19.10.17

La «vita agra» di Sandro Penna (Vincenzo Talarico)

Questo brano, come altri che “posterò” nei prossimi giorni è tratto dal volumetto Cardarelli e dintorni, in cui nel 2013 l'editore Rubettino pubblicò - con il concorso del Comune di Padula e la cura di Giuseppe Cristofaro e Santino Salerno – una selezione delle note di letteratura e di costume scritte tra il 1966 e il 1967 da Vincenzo Talarico per “Momento sera”. Talarico è più noto come attore, ma fu anche giornalista e sceneggiatore. A me pare molto di più: uno scrittore di qualità. Comincio con questo ritratto, molto affettuoso, di Sandro Penna, anche per un omaggio al poeta, uno dei più grandi del Novecento, a cui nella città natale (Perugia) la locale Società Operaia di Mutuo Soccorso dedicherà un interessante incontro sabato 21 ottobre. (S.L.L.)
Sandro Penna
20 giugno 1967
Con quanta gioia ho rivisto, ieri sera, Sandro Penna. Era sparito dalla circolazione quasi un anno fa, mi avevano detto che era, o meglio diceva di essere più malato del solito, e non usciva più. Ora sta bene, ha ripreso a «mangiare fuori».
Non vuol parlare di letteratura, «non sa niente», «non legge più» nemmeno i giornali. Ma quando gli ho detto che non c'è, ormai, antologia scolastica per le medie anche inferiori dove non si trovi una sua poesia, mi ha risposto che lo sapeva. La critica letteraria, d’altronde, ha riconosciuto da tanto il valore della sua arte: che gl’importa dei pettegolezzi, dei premi, delle polemiche? Egli, come risaputo, non vive di poesia, e la sua ispirazione è, d’altronde, così cauta e parsimoniosa che non gli consentirebbe nemmeno il più innocente compromesso.
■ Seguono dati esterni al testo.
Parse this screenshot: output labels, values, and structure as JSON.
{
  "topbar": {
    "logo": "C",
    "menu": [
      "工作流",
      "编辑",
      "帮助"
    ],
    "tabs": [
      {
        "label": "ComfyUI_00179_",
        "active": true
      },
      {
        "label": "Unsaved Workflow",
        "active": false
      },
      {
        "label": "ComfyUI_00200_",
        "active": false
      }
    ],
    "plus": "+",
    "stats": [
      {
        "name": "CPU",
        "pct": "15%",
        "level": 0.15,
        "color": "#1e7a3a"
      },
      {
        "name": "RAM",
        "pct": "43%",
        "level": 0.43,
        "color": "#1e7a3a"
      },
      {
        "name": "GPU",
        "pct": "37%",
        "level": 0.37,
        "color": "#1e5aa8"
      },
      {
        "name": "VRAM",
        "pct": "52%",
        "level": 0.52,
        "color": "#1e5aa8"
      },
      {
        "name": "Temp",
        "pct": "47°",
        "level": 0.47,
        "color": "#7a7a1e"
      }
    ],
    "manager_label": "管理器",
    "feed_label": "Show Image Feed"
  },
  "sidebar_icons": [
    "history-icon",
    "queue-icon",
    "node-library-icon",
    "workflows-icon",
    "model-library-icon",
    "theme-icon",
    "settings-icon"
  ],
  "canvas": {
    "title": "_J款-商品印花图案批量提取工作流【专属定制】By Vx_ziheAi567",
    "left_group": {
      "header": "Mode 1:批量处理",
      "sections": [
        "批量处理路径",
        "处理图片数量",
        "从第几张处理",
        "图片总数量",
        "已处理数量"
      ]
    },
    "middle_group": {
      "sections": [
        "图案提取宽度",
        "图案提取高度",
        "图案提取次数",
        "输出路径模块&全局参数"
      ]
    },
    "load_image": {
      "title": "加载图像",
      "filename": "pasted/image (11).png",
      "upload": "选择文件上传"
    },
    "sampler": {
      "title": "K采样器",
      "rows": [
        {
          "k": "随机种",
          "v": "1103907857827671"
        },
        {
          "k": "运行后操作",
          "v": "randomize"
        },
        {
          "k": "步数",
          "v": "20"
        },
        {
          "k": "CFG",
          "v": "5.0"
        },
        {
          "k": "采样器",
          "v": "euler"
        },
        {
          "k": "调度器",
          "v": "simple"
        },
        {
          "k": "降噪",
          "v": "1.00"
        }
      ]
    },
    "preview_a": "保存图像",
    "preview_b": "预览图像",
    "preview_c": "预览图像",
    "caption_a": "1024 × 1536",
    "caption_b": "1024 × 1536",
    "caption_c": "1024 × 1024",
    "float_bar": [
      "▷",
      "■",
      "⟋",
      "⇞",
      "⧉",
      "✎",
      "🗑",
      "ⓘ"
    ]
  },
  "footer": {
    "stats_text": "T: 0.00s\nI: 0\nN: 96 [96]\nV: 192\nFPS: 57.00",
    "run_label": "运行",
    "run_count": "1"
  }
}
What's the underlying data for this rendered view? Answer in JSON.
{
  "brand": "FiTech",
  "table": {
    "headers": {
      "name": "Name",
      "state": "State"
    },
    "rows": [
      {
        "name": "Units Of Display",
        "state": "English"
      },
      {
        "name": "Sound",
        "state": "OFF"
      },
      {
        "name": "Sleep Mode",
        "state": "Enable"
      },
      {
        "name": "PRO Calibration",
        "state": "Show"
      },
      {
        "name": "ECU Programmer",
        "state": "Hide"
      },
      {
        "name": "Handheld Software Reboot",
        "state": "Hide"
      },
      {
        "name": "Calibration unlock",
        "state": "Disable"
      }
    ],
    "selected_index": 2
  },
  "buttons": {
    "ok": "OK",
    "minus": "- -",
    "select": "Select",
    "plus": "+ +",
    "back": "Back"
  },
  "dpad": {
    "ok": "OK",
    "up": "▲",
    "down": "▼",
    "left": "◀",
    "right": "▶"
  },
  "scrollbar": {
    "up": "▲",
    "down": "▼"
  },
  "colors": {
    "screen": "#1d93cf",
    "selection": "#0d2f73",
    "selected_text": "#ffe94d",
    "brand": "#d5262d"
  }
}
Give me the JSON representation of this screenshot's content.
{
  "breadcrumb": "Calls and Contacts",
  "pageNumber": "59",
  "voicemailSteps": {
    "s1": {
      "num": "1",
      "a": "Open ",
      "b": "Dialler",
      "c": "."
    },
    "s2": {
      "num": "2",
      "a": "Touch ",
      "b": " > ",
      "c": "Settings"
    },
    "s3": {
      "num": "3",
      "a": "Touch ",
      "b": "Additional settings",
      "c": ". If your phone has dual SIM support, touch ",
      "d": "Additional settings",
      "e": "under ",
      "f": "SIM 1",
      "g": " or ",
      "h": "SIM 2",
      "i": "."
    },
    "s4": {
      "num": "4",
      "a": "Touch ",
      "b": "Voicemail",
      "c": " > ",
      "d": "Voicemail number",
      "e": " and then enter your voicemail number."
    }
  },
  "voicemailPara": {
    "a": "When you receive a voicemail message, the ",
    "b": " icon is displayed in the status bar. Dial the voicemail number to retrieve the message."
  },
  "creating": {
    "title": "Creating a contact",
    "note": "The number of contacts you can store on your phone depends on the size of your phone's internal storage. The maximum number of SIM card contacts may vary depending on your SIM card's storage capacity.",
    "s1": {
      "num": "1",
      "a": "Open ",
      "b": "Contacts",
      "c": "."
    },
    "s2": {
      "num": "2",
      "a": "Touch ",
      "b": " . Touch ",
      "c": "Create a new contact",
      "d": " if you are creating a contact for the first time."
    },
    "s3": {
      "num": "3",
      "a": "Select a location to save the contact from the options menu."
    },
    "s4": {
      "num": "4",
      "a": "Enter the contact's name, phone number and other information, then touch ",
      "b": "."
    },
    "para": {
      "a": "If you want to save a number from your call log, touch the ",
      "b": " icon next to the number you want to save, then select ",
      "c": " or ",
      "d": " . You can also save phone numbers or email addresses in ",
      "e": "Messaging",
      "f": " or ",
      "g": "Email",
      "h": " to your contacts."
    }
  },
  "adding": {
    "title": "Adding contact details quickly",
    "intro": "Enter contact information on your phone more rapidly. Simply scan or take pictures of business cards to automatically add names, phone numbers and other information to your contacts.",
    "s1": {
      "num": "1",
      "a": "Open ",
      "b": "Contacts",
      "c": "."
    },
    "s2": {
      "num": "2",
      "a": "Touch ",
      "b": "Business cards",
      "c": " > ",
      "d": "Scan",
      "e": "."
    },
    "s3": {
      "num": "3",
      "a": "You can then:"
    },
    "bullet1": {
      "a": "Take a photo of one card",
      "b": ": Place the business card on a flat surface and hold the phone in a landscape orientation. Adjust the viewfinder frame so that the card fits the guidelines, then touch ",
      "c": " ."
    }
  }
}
I mestieri esercitati da Penna, chi può contarli? Quando, nel dopoguerra, si comprava tutto alla borsa nera, egli si era trasformato in «borsaro». Si può dire che senza di lui i letterati romani si sarebbero trovati devitaminizzati, e se, a quel tempo, vi erano scrittori e giornalisti in possesso di macchinette fotografiche ultimo modello e accendini che si accendevano, si poteva facilmente indovinarne la provenienza. Cera, poi, persino chi giurava di aver visto Penna alle corse intento a segnare su una lavagna i nomi dei cavalli vincenti. Non a caso, infatti, una sua vecchia, e bellissima, lirica dice:
Felice chi è diverso
essendo egli diverso.
Ma guai a chi è diverso
essendo egli comune.
Altro elemento che aggiunge mistero alla figura di Sandro Penna è la sua età. Di lui si può affermare che non ha età. Potrebbe essere benissimo coetaneo degli efebi suoi ammiratori e seguaci, ma i vecchi di via Condotti, del Babuino e di piazza del Popolo, se lo ricordano «così da sempre». Vi sono crestomazie che includono liriche penniane tra quelle dei poeti della generazione di Cardarelli, ma in altre, recentissime, egli è annoverato tra i più significativi rappresentanti delle ultime leve. Qualcuno, banalmente, ama ripetere che si rinnova in lui il prodigio di Dorian Gray. Recentemente una rivista inglese di non facile accesso ha pubblicato tre belle poesie sue, ed egli, ieri, mostrava il fascicolo con negligenza schernitrice. Poi è passato a parlare di altro, il mercato dei quadri, il centrosinistra. A un certo punto, è arrivato uno strillone con l’«ultima» di un giornale della sera. Qualcuno lo comprò, cera in prima pagina la notizia di un soldato canadese che, in un albergo di Copenaghen, aveva tentato, con un coltello da cucina, di farsi da solo l’operazione per cambiare sesso. «Che stupido!», ha commentato Penna, «Perché da solo? Poteva farsi aiutare, almeno, dal ragazzo dell’ascensore!»